Como observa Daniel Link, en junio los tilos en el hemisferio sur no tienen ni hojas ni aroma. Esos tilos introducen la literatura, la ficción, pero para contar mejor la realidad; la realidad subjetiva del clima que los tilos del texto representan de una calle sin aroma ni hojas de tilos. Acá se rompe la noción de correspondencia o adecuación de la definición aristotélica de “”verdad”. Las palabras cambiadas en la supervisión, el aroma imposible de los tilos corresponden con un real que tiene más que ver con la verdad de la experiencia que con la opaca permanencia de las cosas.

La paradoja propia de la ficción reside en que si recurre a lo falso, lo hace para aumentar su credibilidad, pero también la veracidad.

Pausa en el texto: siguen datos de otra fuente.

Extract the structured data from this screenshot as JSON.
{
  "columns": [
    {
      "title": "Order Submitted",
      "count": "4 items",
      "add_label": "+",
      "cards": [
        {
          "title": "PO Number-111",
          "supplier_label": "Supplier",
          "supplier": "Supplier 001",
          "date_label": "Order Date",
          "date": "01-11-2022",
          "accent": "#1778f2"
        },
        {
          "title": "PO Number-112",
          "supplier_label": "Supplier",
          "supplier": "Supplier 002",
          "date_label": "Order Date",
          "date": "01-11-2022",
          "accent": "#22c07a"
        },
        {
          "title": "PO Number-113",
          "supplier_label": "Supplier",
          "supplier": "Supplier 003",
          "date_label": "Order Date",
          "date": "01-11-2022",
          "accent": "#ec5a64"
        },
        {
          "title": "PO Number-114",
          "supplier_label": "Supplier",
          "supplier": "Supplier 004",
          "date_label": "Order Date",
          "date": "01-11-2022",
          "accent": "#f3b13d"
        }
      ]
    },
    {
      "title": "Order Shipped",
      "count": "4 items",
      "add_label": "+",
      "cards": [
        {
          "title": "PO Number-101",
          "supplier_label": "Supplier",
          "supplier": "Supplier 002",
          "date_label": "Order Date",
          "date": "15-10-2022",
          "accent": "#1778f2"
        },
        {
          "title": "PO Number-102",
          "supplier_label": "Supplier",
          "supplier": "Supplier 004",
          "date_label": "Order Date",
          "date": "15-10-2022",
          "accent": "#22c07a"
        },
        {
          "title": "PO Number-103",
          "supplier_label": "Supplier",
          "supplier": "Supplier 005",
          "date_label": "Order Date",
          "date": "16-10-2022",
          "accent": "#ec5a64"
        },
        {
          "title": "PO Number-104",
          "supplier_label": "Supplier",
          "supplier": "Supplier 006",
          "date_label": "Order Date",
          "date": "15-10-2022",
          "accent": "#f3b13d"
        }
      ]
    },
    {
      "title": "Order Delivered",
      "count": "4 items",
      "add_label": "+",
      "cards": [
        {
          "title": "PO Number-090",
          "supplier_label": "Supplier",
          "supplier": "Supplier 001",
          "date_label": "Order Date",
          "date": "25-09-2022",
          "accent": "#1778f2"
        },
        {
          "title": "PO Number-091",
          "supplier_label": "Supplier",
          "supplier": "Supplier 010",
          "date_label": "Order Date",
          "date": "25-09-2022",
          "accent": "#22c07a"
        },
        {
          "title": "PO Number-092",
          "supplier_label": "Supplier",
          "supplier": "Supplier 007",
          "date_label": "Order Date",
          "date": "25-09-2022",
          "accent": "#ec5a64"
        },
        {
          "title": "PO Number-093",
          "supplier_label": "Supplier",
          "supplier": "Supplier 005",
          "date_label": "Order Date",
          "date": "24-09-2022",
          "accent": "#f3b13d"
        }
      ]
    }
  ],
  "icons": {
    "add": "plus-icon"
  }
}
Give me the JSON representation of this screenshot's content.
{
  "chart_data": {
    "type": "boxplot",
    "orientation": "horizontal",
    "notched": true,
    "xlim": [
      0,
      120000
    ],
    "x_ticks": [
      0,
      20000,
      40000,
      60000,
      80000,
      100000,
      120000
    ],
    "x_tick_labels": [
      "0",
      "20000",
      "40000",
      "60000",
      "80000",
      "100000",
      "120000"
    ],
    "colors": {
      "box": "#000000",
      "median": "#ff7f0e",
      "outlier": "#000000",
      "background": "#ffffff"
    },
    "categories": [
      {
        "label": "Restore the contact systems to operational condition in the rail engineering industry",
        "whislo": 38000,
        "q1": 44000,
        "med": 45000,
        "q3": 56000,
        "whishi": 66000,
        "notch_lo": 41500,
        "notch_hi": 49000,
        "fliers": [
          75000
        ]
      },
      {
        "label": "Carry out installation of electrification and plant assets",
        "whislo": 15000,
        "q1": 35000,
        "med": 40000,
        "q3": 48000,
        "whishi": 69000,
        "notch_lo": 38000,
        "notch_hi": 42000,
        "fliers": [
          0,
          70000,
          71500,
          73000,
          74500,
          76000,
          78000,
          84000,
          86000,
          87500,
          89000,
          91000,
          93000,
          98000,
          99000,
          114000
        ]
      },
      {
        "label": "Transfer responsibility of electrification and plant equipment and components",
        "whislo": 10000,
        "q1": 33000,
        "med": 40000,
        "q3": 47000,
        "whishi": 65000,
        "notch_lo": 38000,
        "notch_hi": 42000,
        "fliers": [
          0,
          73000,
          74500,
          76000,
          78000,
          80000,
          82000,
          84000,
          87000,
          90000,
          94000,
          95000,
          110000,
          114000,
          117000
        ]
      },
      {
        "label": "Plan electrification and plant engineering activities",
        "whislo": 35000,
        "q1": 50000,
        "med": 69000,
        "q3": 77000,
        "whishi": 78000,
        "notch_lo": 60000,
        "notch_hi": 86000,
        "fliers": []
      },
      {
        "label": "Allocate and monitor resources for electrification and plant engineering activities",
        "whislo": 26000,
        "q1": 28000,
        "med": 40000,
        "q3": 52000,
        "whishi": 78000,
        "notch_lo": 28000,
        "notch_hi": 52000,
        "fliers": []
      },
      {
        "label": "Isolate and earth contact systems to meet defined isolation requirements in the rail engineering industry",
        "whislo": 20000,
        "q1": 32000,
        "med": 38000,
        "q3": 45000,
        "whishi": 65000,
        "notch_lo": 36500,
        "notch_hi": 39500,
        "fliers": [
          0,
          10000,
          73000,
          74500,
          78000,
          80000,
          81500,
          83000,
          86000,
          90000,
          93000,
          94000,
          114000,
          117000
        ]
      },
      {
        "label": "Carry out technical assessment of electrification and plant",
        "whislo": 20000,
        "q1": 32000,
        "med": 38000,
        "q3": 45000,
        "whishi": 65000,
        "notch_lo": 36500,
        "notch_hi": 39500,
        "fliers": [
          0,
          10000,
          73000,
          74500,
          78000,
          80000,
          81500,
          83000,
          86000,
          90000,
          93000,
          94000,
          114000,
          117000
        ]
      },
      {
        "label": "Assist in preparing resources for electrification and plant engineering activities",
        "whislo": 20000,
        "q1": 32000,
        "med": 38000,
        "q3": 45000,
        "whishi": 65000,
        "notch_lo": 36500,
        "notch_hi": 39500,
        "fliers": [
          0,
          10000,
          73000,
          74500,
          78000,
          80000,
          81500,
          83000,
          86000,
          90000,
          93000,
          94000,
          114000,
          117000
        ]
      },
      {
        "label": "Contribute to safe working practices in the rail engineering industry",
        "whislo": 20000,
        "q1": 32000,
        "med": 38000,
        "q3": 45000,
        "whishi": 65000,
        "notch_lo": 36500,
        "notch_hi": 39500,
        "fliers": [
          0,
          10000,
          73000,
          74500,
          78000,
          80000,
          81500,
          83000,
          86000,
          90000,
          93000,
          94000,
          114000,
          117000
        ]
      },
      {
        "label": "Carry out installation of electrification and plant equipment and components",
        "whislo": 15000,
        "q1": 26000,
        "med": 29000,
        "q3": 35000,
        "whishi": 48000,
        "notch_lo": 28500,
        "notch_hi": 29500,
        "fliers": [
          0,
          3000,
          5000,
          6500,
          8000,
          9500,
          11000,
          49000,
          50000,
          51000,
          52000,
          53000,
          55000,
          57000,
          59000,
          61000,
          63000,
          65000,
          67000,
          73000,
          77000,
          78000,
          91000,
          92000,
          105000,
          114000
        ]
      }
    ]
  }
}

La ficción a veces debe mentir la verdad, inventarla. Porque como sabemos la verdad no está ni en las cosas ni en los hechos, sino en lo que se dice de ellos. Lo que Aristóteles llamaba proposiciones. Solo ellas son verdaderas o falsas de acuerdo a como se correspondan con lo que hay.

Pero la ficción, dice Saer, no solicita ser creída en tanto que verdad, sino en tanto que ficción. Es su condición de existencia. La ficción quiere ser tomada al pie de la letra, al margen de lo verificable. Cervantes, Flaubert y Kafka supieron hacerse dignos de crédito.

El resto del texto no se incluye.